Many investors -- myself included -- have only been active investors at a time when Treasury bonds and notes have been practically non-factors. For example, since 2000, the two-year Treasury rate has rarely exceeded a 4% yield. But that changed as of the Treasury note auction on Sept. 30.

2 Year Treasury Rate Chart

2 Year Treasury Rate data by YCharts

This yield may leave many investors (especially those seeking income) wondering if Treasury notes and bonds are worth adding to their portfolios instead of high-yielding dividend stocks.

Treasuries are much more intriguing than they have been for some time, but there are a few things investors must be aware of, as they may not be the best choice in some situations.

Bond basics

First, you need to understand how bonds work. Bonds can be issued by many entities (a city government, a company, or the U.S. government), but investors almost always use U.S. bonds as a starting point to compare risks and returns. Treasury securities are issued to raise money, and the bondholder is paid an interest rate in return for the borrowed money. Essentially, Treasuries pay for the deficit in the U.S. budget.

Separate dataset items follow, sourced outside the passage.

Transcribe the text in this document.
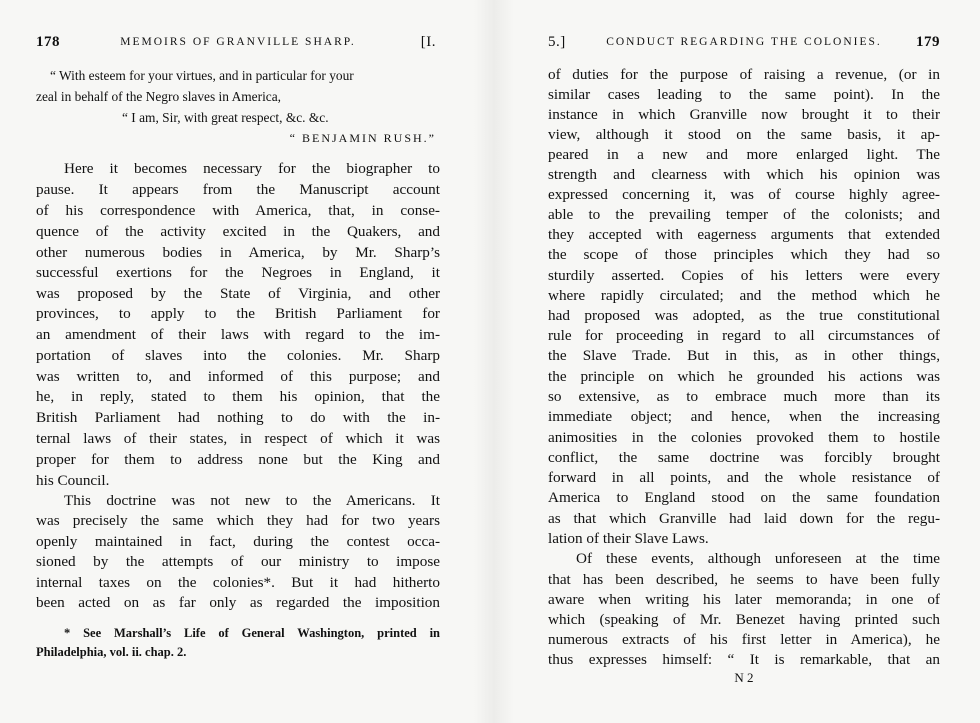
178	MEMOIRS OF GRANVILLE SHARP.	[I.
“ With esteem for your virtues, and in particular for your
zeal in behalf of the Negro slaves in America,
“ I am, Sir, with great respect, &c. &c.
“ BENJAMIN RUSH.”
Here it becomes necessary for the biographer to
pause. It appears from the Manuscript account
of his correspondence with America, that, in conse-
quence of the activity excited in the Quakers, and
other numerous bodies in America, by Mr. Sharp’s
successful exertions for the Negroes in England, it
was proposed by the State of Virginia, and other
provinces, to apply to the British Parliament for
an amendment of their laws with regard to the im-
portation of slaves into the colonies. Mr. Sharp
was written to, and informed of this purpose; and
he, in reply, stated to them his opinion, that the
British Parliament had nothing to do with the in-
ternal laws of their states, in respect of which it was
proper for them to address none but the King and
his Council.
This doctrine was not new to the Americans. It
was precisely the same which they had for two years
openly maintained in fact, during the contest occa-
sioned by the attempts of our ministry to impose
internal taxes on the colonies*. But it had hitherto
been acted on as far only as regarded the imposition
* See Marshall’s Life of General Washington, printed in
Philadelphia, vol. ii. chap. 2.
5.]	CONDUCT REGARDING THE COLONIES.	179
of duties for the purpose of raising a revenue, (or in
similar cases leading to the same point). In the
instance in which Granville now brought it to their
view, although it stood on the same basis, it ap-
peared in a new and more enlarged light. The
strength and clearness with which his opinion was
expressed concerning it, was of course highly agree-
able to the prevailing temper of the colonists; and
they accepted with eagerness arguments that extended
the scope of those principles which they had so
sturdily asserted. Copies of his letters were every
where rapidly circulated; and the method which he
had proposed was adopted, as the true constitutional
rule for proceeding in regard to all circumstances of
the Slave Trade. But in this, as in other things,
the principle on which he grounded his actions was
so extensive, as to embrace much more than its
immediate object; and hence, when the increasing
animosities in the colonies provoked them to hostile
conflict, the same doctrine was forcibly brought
forward in all points, and the whole resistance of
America to England stood on the same foundation
as that which Granville had laid down for the regu-
lation of their Slave Laws.
Of these events, although unforeseen at the time
that has been described, he seems to have been fully
aware when writing his later memoranda; in one of
which (speaking of Mr. Benezet having printed such
numerous extracts of his first letter in America), he
thus expresses himself: “ It is remarkable, that an
N 2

Although sometimes used interchangeably, a bond and a note are slightly different. Notes mature in more than a year but not more than 10. Bonds mature more than 10 years from the issue date. Besides that, each pays the holder interest every six months until the maturity date, so the difference is purely notational.

Investors can purchase bonds or notes directly from the government, and many brokerages offer this option, so they are easily accessible to many investors. Bonds also can be bought and sold in secondary markets.

Now that the basics are out of the way, let's discuss why you might want to buy them.

Guaranteed income

Unless the U.S. government defaults on its loans (in which case we'd have much bigger problems than making investment decisions), you will always get paid interest from your bond. Additionally, if you hold a bond to maturity, you will get back the money you initially invested.

This guarantee is something that cannot be said about a high-dividend stock like AT&T (T 1.02%). Since 2010, AT&T has averaged about a 7% yield, but its stock price has fallen almost 25% in the past year. So even though you get to keep all of the dividends AT&T has paid, the underlying asset has declined in price. Additionally, AT&T's dividend payout was cut in half in early 2022 after multiple decades of growth.

So despite an alluringly high yield, AT&T ended up hurting investors. However, investors can lose money on Treasuries too.

How is that possible? By selling them before their maturation date. Bonds and note prices fluctuate according to the current yield of new bonds. If the rate is higher on new bonds, then your lower-yielding bond is worth less. On the flip side, if the rate for new bonds is lower, your bond, which has a higher yield, is worth more.

This mechanism is precisely why U.S. Treasury bond indexes are down this year -- no one wants to buy old bonds and notes with rock-bottom yields.

With general market uncertainty, bonds and notes look attractive, as many investors love the idea of guaranteed income without worrying about the underlying asset prices (assuming they hold the Treasury to its maturity date). However, bonds and notes aren't for all investors.

Stocks are better long-term

As stated before, the primary reason for owning a Treasury bond or note is to capture yield without risk. However, one unaccounted-for risk is the lack of real returns. While the two-year note yields more than 4%, the current inflation rate is roughly twice as high. Time will tell if the inflation rate is peaking, but if it isn't, then you're losing money with bonds.

Another consideration is how much stocks outperform bonds over the long term.

Time Period Large-Cap Stock Returns U.S. Long-Term Bond Returns
October 1929 to Present (Great Depression) 9.59% 5.59%
October 1987 to Present (Black Monday) 10.34% 8.09%
March 2000 to Present (Dot Com Bubble) 7.48% 6.74%
September 2008 to Present (Great Recession) 10.32% 5.79%

Source: Forbes. Returns are average annual returns.

Historically, stocks consistently outperform bonds. Sacrificing upside for stability is something many people do, but if you're trying to maximize your portfolio returns, then bonds don't make as much sense.

If you're looking for yield with growth, many real estate investment trusts (REITs) offer both. Additionally, other businesses like Texas Instruments (3% yield) have paid great dividends, all while crushing the market, something AT&T can't say.

FXNAX Total Return Level Chart

FXNAX Total Return Level data by YCharts

Every investment situation is different, but I think there are much better investments than notes and bonds, despite their alluring yield. Long-term performance isn't on the side of Treasuries, and I think investors should understand that.

However, those nearing or in retirement could consider putting some of their portfolios in Treasuries, especially if the money is needed in the near future.